Il haussa les sourcils. “C’est quoi est un facteur de vitesse ?”
En deux temps trois mouvements, nous sortions les vieux bouquins de D&D des étagères, exhibant des tableaux, et parlant de choses comme les limites des niveaux selon la race, les jets de sauvegarde contre la pétrification et la métamorphose, et le Grand Maître de fleurs (1).
Il me sourit. “Je pense que tu tiens le sujet de ton prochain article de GeeksDreamGirl. Il faut que tu éduques les gens comme moi, parce que c’est vraiment sympa de découvrir tout ça”.
Alors on y va. Cet article portera sur quelques phrases, concepts et terminologies du passé de D&D que vous pourriez n’avoir jamais abordés, si vous avez découvert ce jeu en commençant par la 4e édition… ou même par la 3e. Et pour ceux qui connaissent D&D depuis le début, peut-être le lirez-vous avec un sourire nostalgique, ou direz-vous “Hé, ces jets de Choc Métabolique [jet de résistance aux traumatismes, complémentaire aux jets de sauvegarde (NdT)] étaient vraiment un attrape-couillon !”
Le Facteur de Vitesse
Il me semble juste de commencer avec la partie qui m’inspire le plus. Il était une fois, chers lecteurs, un temps où il n’était visiblement pas assez “réaliste” de simplement lancer un dé et d’ajouter un modificateur de Dextérité pour voir qui agissait en premier. En fait, si je me souviens bien, la Dextérité n’avait rien à voir avec votre rapidité durant le combat. Au lieu de cela, ce que vous faisiez déterminait à quelle vitesse vous le faisiez.
Chaque arme, sort, et certaines actions avaient un facteur de vitesse. Lorsque vous aviez lancé votre d6 d’initiative pour votre groupe (oui, c’est la vérité… un seul d6 pour l’ensemble du groupe), et que vous rencontriez des monstres, vous deviez utiliser les facteurs de vitesse pour déterminer qui faisait quoi et dans quel ordre. Quelqu’un avec une dague frappait plus vite que quelqu’un avec une épée longue. Quelqu’un avec une épée longue frappait plus vite que quelqu’un avec un fléau, et ainsi de suite.
La deuxième édition a ramené le jet de dé [d’initiative] pour chaque camp à un d10 et a ajouté également une règle optionnelle. Avec cette règle – pour avoir des initiatives individualisées plus réalistes – vous ajoutiez le facteur de vitesse de votre arme ou sort à votre jet d’initiative, ainsi que les modificateurs comme la taille, si vous aviez un sort de Hâte sur vous, et ainsi de suite.
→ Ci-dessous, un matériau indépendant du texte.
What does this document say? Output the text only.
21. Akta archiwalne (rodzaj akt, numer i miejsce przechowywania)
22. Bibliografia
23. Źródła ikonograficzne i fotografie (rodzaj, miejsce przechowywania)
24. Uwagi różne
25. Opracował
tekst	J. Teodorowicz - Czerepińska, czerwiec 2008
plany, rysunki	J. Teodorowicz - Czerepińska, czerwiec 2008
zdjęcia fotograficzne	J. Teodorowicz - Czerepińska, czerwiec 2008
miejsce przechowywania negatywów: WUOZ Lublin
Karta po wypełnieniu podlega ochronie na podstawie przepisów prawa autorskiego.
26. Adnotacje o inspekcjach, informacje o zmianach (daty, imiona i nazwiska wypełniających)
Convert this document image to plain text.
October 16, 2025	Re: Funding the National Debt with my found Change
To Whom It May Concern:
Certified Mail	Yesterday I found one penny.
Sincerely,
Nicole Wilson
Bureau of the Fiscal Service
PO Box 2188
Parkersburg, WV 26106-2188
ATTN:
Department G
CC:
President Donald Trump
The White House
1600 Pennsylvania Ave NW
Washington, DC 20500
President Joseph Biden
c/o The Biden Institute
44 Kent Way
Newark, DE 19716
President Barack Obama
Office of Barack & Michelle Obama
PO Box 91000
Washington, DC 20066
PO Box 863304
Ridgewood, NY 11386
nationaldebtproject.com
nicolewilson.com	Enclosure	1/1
Le MJ égrenait ensuite les différents segments du combat [À AD&D, un round dure 1 minute décomposée en 6 segments de 10 secondes (NdT)], en calculant qui devait agir et dans quel ordre. Donc, vous pouviez avoir des personnages agissant à des segments différents, tout comme le MJ décompte l’initiative aujourd’hui. Le problème était que, si vous changiez d’armes ou lanciez un sort différent, ça changeait tout. Donc il y avait souvent de nouveaux jets d’initiative à chaque round du combat.
Vous pensez toujours que vos combats prennent du temps maintenant ? Ouais c’est ça…
D&D Immortal Rules
Vous savez probablement que D&D fut autrefois appelé Règles Avancées de Donjons & Dragons ou Advanced Dungeons & Dragons ou AD&D. Il y avait une raison à cela. Quand D&D subit son premier lifting majeur, quittant les petits fascicules tout fragiles pour aller vers les premiers formats à couverture rigide, on s’inquiéta de ce que le nouveau jeu serait trop difficile à appréhender par ceux qui y joueraient pour la première fois. [TSR] décida donc qu’il y aurait un Donjons & Dragons, vendu dans une boîte de jeu, et les Règles Avancées de Donjons & Dragons (ou AD&D), auquel les joueurs passeraient ensuite.
Ce fut très apprécié, mais il y avait quelques défauts, et pour des raisons assez mystérieuses. Sur certains aspects les deux systèmes de règles n’étaient en fait pas en accord. Par exemple, dans D&D, si vous ne portiez pas d’armure et n’aviez aucun bonus ou malus de Dextérité, votre Classe d’Armure était de 9. Dans AD&D, elle était de 10. Pas une grande différence, mais un peu bizarre, vous l’admettrez.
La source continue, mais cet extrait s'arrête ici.